Our arms are not open for such strugglers if our mouths are breathing out insults or, worse, threats. Imagine that in your high-school class was a teenager secretly fighting same-sex attraction and a few guys start making jokes about gays and lesbians. How would that person feel? What if he heard peers at youth group speak of “fags” and “queers” with total disdain, threatening to “kick their heads in” if they ever ran into any? Would that make him want to open up about his inner “demons,” the great tension building within him?

Not only are such bullying tactics anti-Christian, attitudes like that drive the struggling sinner deeper underground. When a person feels completely alone with his or her feelings, when he or she thinks there is no one to talk to who would understand or be sympathetic, no one to offer support in trying to break away from the hold those feelings have, where will they go? Where will they end up? Is there not a high risk that they’ll end up giving in to those sinful instincts and plunge into the only community that will embrace them and allow them to be open about their feelings? There is more than one former Canadian Reformed person living today in a gay community. They certainly remain responsible for their sinful choices but we should reflect that in such cases we may have unwittingly played a role in driving them out of the church. If so, the only way to start reversing this is by changing our attitudes.

Their Fears🔗

We can create obstacles and isolate same-sex strugglers in other ways we might not even be aware of, without intending to at all. Imagine a group of godly young men meeting to study Scripture, pray, and also talk about their struggles as Christians. The leader starts in, “Okay guys: I’m going to own up to the fact that I wrestle with lustful thoughts when I see a pretty girl. I think every red-blooded Canadian does. I find it hard not to undress her with my eyes – do you guys know what I’m talking about?” All the other guys start nodding.

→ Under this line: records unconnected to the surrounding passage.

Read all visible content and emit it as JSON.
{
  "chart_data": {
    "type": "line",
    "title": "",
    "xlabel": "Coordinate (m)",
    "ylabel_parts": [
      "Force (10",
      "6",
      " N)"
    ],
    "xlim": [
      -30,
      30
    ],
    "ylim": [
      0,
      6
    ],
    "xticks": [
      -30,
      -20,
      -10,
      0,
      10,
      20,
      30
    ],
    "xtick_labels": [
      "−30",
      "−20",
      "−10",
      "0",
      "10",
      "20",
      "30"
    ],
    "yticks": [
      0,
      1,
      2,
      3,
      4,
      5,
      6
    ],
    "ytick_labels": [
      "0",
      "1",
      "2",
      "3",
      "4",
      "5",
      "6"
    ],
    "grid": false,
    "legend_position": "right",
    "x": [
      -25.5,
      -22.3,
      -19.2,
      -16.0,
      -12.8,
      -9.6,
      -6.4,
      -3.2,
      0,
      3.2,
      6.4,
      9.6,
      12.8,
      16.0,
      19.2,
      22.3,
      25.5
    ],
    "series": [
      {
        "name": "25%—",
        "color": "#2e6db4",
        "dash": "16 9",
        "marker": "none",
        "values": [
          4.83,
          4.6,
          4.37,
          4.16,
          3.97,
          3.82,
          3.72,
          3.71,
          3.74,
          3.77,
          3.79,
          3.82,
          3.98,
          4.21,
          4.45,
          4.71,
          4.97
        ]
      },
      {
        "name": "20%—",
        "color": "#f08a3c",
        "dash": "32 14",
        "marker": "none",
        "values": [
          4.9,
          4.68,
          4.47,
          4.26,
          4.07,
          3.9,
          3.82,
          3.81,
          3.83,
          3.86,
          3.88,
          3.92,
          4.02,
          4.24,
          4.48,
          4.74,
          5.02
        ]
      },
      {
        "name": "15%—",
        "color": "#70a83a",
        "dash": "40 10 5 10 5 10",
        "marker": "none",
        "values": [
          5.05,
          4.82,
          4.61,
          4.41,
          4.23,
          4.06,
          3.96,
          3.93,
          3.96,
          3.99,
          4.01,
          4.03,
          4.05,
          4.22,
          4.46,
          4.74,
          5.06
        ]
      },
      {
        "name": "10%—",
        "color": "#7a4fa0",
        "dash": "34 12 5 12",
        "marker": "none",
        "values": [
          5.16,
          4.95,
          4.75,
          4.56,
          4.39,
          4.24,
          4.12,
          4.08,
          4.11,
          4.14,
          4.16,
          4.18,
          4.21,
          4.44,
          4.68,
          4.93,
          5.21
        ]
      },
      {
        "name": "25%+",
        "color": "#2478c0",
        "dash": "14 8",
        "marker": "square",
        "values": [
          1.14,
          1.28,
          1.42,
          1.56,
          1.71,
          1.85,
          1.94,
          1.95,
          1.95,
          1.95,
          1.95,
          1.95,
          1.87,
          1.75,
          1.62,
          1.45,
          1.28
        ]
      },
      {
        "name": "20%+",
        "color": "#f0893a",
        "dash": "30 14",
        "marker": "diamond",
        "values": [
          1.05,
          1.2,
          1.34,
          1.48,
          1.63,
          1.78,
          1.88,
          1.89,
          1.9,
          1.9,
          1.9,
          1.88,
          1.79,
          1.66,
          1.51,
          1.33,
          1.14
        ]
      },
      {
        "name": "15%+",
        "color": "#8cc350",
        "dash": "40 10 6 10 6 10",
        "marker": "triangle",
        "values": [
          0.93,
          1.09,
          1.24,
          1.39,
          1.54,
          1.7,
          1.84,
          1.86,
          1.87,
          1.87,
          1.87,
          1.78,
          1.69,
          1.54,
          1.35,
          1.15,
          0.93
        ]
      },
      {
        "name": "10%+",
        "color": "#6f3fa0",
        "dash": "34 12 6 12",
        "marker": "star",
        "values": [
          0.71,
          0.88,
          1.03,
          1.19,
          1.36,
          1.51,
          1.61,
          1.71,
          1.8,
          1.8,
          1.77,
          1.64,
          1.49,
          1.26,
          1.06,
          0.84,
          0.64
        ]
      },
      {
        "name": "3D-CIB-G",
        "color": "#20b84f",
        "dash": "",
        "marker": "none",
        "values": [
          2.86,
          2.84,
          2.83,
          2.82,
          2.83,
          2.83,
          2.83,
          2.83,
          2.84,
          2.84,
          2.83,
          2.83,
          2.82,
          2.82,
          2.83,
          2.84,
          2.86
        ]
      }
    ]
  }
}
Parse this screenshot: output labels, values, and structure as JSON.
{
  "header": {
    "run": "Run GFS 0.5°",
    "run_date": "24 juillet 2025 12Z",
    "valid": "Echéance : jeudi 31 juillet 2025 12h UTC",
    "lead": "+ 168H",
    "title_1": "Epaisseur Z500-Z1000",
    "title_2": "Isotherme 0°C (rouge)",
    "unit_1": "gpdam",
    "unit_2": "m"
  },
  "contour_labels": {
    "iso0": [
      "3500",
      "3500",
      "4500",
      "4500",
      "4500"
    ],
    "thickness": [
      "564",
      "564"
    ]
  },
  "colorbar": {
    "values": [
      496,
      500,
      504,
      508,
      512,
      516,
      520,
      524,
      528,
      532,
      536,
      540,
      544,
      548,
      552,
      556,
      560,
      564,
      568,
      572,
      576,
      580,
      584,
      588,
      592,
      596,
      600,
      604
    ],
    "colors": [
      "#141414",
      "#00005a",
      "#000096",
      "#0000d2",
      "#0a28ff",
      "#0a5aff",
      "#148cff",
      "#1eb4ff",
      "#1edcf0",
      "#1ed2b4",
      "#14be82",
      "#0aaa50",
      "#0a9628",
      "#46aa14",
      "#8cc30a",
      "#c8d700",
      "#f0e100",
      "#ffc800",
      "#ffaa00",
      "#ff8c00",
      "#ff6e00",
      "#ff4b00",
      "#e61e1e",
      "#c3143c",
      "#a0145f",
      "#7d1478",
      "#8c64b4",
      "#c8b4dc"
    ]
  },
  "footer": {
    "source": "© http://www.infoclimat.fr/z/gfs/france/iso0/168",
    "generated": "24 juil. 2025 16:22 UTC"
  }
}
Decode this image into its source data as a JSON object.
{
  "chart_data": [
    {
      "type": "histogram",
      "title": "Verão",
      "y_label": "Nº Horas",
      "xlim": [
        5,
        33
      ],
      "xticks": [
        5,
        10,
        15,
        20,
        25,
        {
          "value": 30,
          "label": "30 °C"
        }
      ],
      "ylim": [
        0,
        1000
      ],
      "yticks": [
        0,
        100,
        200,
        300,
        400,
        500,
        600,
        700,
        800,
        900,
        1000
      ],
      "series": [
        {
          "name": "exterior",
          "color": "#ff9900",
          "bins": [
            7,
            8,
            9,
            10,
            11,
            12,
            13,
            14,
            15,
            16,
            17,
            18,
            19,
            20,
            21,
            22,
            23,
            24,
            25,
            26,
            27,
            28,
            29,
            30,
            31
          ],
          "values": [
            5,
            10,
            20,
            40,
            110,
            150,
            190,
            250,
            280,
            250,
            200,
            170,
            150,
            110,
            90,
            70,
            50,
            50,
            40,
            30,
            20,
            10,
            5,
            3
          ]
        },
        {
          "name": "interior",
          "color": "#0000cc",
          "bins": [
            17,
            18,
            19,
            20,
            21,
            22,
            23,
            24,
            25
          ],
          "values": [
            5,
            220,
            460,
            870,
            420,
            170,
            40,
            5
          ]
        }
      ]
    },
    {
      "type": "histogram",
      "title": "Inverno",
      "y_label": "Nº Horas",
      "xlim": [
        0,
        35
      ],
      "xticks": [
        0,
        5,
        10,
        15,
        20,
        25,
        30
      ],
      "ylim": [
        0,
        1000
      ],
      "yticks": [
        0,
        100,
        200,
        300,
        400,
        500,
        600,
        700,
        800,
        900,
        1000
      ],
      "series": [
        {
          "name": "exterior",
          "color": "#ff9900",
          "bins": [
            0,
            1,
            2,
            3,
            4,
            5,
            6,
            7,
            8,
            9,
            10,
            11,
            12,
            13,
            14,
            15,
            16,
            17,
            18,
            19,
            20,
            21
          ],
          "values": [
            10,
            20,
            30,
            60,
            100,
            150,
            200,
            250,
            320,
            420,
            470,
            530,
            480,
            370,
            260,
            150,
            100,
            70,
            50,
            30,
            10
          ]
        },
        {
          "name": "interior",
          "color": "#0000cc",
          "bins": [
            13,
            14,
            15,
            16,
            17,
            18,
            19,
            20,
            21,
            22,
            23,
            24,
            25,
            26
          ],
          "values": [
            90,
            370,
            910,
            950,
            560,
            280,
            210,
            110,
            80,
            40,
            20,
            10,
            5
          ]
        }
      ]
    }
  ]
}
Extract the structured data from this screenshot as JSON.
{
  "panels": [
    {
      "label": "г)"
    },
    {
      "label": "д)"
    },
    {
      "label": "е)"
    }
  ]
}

But one guy who is nodding on the outside is inwardly crying out in desperation: “I don’t know what they are talking about! I see guys like this, not girls!” In an instant he feels his aloneness, how different he is among his peers – what would the group say if he dared to speak of his sexual struggle? In this scenario, a total lack of awareness of even the possibility of same-sex attraction would serve to isolate, marginalize, and add to the already great sense of loneliness.

This is what such strugglers deal with in addition to their own inner battles. Fear can be a very real problem for anyone dealing with a sin which has such a strong, negative social stigma attached to it. There is fear of being outed and the embarrassment and shame that goes with it. There is the fear of being rejected and abandoned by friends and even family. There is the fear of changing, of not knowing how to get rid of unwanted desires. And there is always the fear of failure. This is true for those struggling with pornography, alcohol, and drug abuse but even more with same-sex attraction. Fearing failure can paralyze a person from taking action in repentance.

Firm in Love🔗

The church doesn’t need to give an inch (nor may it!) on the biblical truth that same-sex attraction and action is sin. Like a man lusting after a woman, so a man lusting after a man is sin in God’s eyes. It is indeed completely contrary to his created order. But it’s equally sin for which the Saviour has died for all those who repent and believe!

As church we must reach out to all who, like us, are conceived and born in sin – also gays and lesbians. They too must be called to repentance and faith in Christ as we have been. The church in Corinth had former gays in it (1 Cor 6:9-11), people who by God’s grace repented and who were sanctified in Christ. Can the church in your town have people like that too, accepted by the congregation as children of God? Are you ready to love them as you have been loved by God?

Being sanctified does not mean the struggle against temptation is over. It most often means the struggle is just beginning. So help is needed. Let’s not turn our backs on any struggling same-sex sinner but let’s open our hearts and our arms to extend grace, even as grace has first been extended to us.